Teledermatology is a growing component of the dermatology specialty, and many dermatologists say they'd be interested in participating in such programs. In this issue, we explore the potential benefits of using technology in this way - and why reimbursement remains problematic.

Key Points

National report - While the U.S. Centers for Medicare & Medicaid Services (CMS) continue to consider whether to expand reimbursement for teledermatology services, dermatologists say the diagnose-at-a-distance tool is here to stay.

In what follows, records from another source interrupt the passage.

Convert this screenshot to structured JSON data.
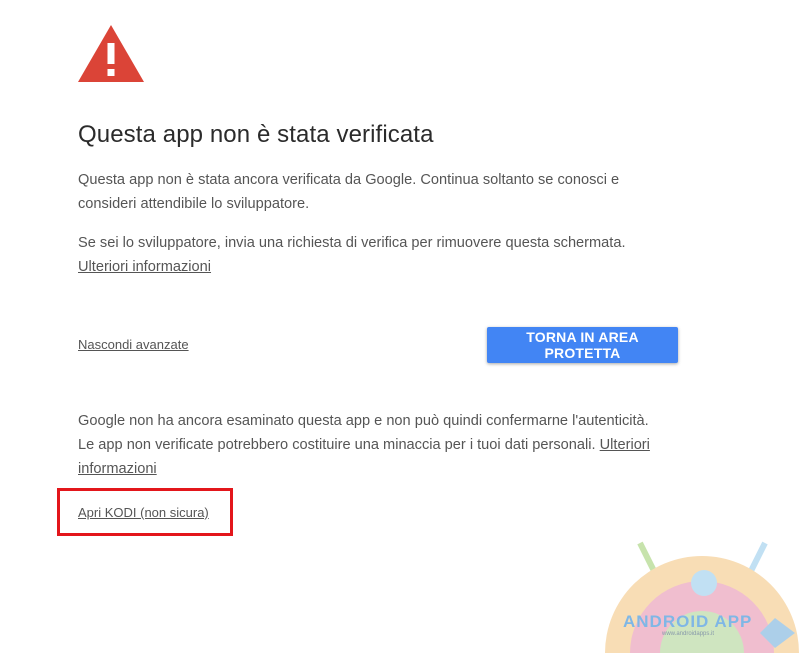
{
  "warning": {
    "icon": "warning-triangle-icon",
    "color": "#db4437"
  },
  "title": "Questa app non è stata verificata",
  "intro": "Questa app non è stata ancora verificata da Google. Continua soltanto se conosci e consideri attendibile lo sviluppatore.",
  "developer_note": {
    "text": "Se sei lo sviluppatore, invia una richiesta di verifica per rimuovere questa schermata.",
    "link": "Ulteriori informazioni"
  },
  "advanced": {
    "hide_label": "Nascondi avanzate",
    "back_button": "TORNA IN AREA PROTETTA",
    "details_line1": "Google non ha ancora esaminato questa app e non può quindi confermarne l'autenticità.",
    "details_line2": "Le app non verificate potrebbero costituire una minaccia per i tuoi dati personali.",
    "details_link": "Ulteriori informazioni",
    "open_link": "Apri KODI (non sicura)"
  },
  "colors": {
    "accent": "#4285f4",
    "highlight": "#e3161b"
  },
  "watermark": {
    "text": "ANDROID APP",
    "url": "www.androidapps.it"
  }
}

Anne E. Burdick, M.D., M.P.H., says that one day, it will no longer be necessary to say "teledermatology" - this function will be considered a routine part of a dermatologist's job.

"Nobody says 'teleradiology' anymore; it's just 'radiology,' but it's all done remotely, with advanced information and communications technology," she says. Dr. Burdick is professor of dermatology and associate dean for TeleHealth and clinical outreach, University of Miami Miller School of Medicine, Miami.

Reimbursement limited

"It's about time that teledermatology is covered by Medicare and Medicaid," says Dr. Burdick, who founded the ATA's Teledermatology Special Interest Group (SIG) in 1999.

While not every case is appropriate for teledermatology, "If we want to save money, (CMS) should pay for it," says J. Scott Henning, D.O., director of teledermatology for the U.S. Army and deputy chief of dermatology at San Antonio Military Medical Center, San Antonio.

For example, the Army does not attempt to diagnose pigmented lesions remotely, he says, but teledermatology works well for managing acne and other straightforward conditions, and it's particularly useful for follow-up visits.

Accuracy, efficiency

"Evidence-based medicine is all the rage," says Karen E. Edison, M.D., Philip C. Anderson Professor; chairwoman, department of dermatology; and director, Center for Health Policy, University of Missouri Medical Center, Columbia, Mo.; and chairman of the AAD workforce task force. However, she says, "Very little of what we do in modern medicine has randomized, controlled trials behind it."

Indeed, the main Missouri Telehealth Network (MTN) program boasts a 96.8 percent patient satisfaction level, she says. Additionally, patients for whom the University of Missouri provides SF teledermatology through a voluntary AAD program that includes 15 federally operated free clinics typically get their medical questions answered in one to two days, versus waiting one month or more to see a dermatologist in Springfield, Mo., she says.

Dr. Henning says a key benefit of the Army's teledermatology network is that it usually provides "a consensus of four or five opinions." The Army staffs the system with eight dermatologists - who usually discuss all but the simplest cases - on duty at any given time, he explains. A portion of the network serving U.S.-based soldiers, which debuted in 2001, has facilitated 34,500 teledermatology consults total, he says, while a network for deployed soldiers worldwide has saved approximately $30.4 million in travel costs since 2004.